Sekretariat menjadi tempat bernaung bagi aktivis gerakan kepemudaan Muslim ini. Di siang hari yang cuacanya cukup panas itu. Dawam mengambil segelas air untuk minum sambil duduk bersama dengan Usamah dan Said.
“Saya kira perbedaan pendapatan diantara internal gerakan itu lumrah terjadi”, Dawam memulai pembicaraan.
“Itu juga terjadi di Masyumi”, kata Dawam
“Sejak didirikan, terjadi dua arus pemikiran dalam kumpulan, Masyumi yang satu begitu sosialis regilius dan yang satu lagi kecenderungan konservatif”

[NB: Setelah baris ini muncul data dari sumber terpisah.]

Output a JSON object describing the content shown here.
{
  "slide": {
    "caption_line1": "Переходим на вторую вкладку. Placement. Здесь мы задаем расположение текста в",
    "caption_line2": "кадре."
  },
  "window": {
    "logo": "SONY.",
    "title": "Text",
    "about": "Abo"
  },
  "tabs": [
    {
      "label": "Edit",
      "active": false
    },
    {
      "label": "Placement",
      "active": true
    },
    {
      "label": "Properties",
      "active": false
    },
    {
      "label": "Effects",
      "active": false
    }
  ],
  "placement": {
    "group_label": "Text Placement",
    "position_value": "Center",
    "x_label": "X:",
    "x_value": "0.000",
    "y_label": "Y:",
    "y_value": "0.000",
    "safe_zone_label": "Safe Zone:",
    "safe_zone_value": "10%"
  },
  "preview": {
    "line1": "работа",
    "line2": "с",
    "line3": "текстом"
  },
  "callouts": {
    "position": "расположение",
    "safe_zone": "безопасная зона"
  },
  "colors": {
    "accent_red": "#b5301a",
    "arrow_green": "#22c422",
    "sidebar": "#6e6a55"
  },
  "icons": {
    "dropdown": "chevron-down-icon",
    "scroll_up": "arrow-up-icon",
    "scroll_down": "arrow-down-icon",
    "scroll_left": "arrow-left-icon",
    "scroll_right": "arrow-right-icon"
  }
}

“Umumnya silang pendapat dalam tubuh Masyumi adalah perihal penafsiran apa dan bagaimana nilai-nilai sosial Islam hendaknya diterapkan di Indonesia”, lanjut Dawam kembali.

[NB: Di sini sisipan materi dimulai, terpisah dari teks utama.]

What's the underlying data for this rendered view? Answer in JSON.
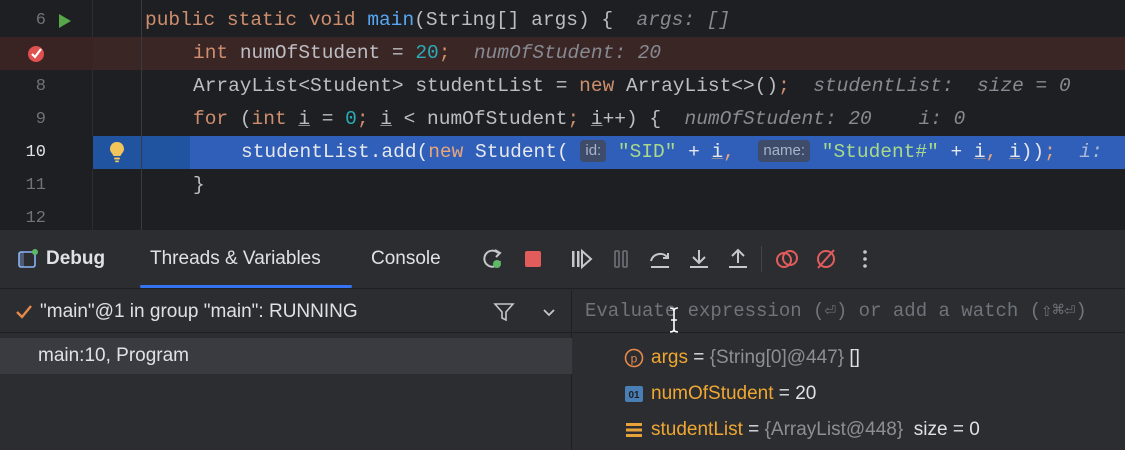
{
  "editor": {
    "lines": [
      {
        "num": "6"
      },
      {
        "num": ""
      },
      {
        "num": "8"
      },
      {
        "num": "9"
      },
      {
        "num": "10"
      },
      {
        "num": "11"
      },
      {
        "num": "12"
      }
    ],
    "hints": {
      "args": "args: []",
      "num_of_student": "numOfStudent: 20",
      "student_list": "studentList:  size = 0",
      "loop_num": "numOfStudent: 20",
      "loop_i": "i: 0",
      "line10_i": "i:"
    },
    "param_hints": {
      "id": "id:",
      "name": "name:"
    }
  },
  "debug": {
    "title": "Debug",
    "tabs": [
      "Threads & Variables",
      "Console"
    ],
    "thread": "\"main\"@1 in group \"main\": RUNNING",
    "frame": "main:10, Program",
    "eval_placeholder": "Evaluate expression (⏎) or add a watch (⇧⌘⏎)",
    "variables": [
      {
        "name": "args",
        "eq": " = ",
        "type": "{String[0]@447}",
        "value": " []",
        "icon": "parameter-icon"
      },
      {
        "name": "numOfStudent",
        "eq": " = ",
        "type": "",
        "value": "20",
        "icon": "primitive-icon"
      },
      {
        "name": "studentList",
        "eq": " = ",
        "type": "{ArrayList@448}",
        "value": "  size = 0",
        "icon": "list-icon"
      }
    ]
  },
  "colors": {
    "accent": "#3574f0",
    "execution_line": "#2154a0",
    "breakpoint_line": "#3b2626",
    "variable_name": "#f0a732"
  }
}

“Kelompok sosialis-religius, yang dipimpin Mohammad Natsir, Sjafruddin Prawiranegara, dan Mohammad Roem menemukan pijakan yang sama dengan kaum sosialis moderat pengikut Sjahrir maupun para pemimpin progresif dari Partai Kristen. Sementara kelompok konservatif, golongan tua, dipimpin Dr Sukiman dan Jusuf Wibisono”
“Atau perbedaan pandangan, bisa terlihat dari kisah Umar dan Khalid? Atau Ali dan Muawiyah?”, tanya Usamah.

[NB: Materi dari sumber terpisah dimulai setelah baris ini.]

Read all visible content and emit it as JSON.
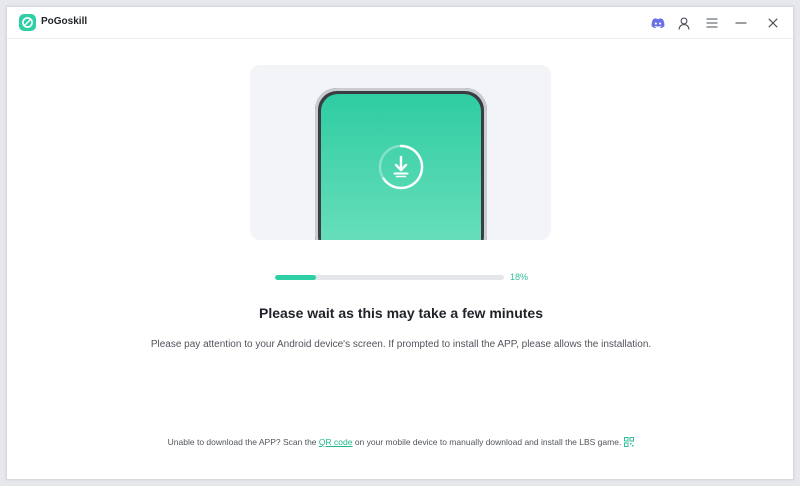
{
  "app": {
    "title": "PoGoskill",
    "accent_color": "#2fcfa5"
  },
  "titlebar": {
    "icons": [
      "discord-icon",
      "user-icon",
      "menu-icon",
      "minimize-icon",
      "close-icon"
    ]
  },
  "progress": {
    "percent_label": "18%",
    "value": 0.18
  },
  "main": {
    "headline": "Please wait as this may take a few minutes",
    "instruction": "Please pay attention to your Android device's screen. If prompted to install the APP, please allows the installation."
  },
  "footer": {
    "text_before": "Unable to download the APP? Scan the ",
    "link_label": "QR code",
    "text_after": " on your mobile device to manually download and install the LBS game."
  }
}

“Atau faksi-faksi dalam gerakan ikhwan lumrah terjadi di berbagai Negara?”, sambung Usamah.
“Seperti faksi moderat versus konservatif?”, tambah Usamah
“Bukan hanya itu, bisa jadi lebih meluas, menjadi faksi konservatif, faksi konservatif – pragmatis, dan faksi reformis”, sanggah Dawam.
“Maksudnya, antum berlebihan akh”, kata Said
“Konservatif itu bisa jadi seperti antum”. Dawam diiringi dengan tawa sebagai tanda sebuah candaan.
“Gerbong Konservatif, katakanlah sebagai faksi dakwah. Faksi yang secara ideologis mengutamakan kontrol penuh terhadap tingkat akar rumput dan juga kendali mereka terhadap alokasi berbagai sumber daya yang mereka punya. Mereka bertanggung jawab terhadap rekrutmen, kaderisasi, dan upaya memupuk loyalitas kalangan muda terhadap ikhwan”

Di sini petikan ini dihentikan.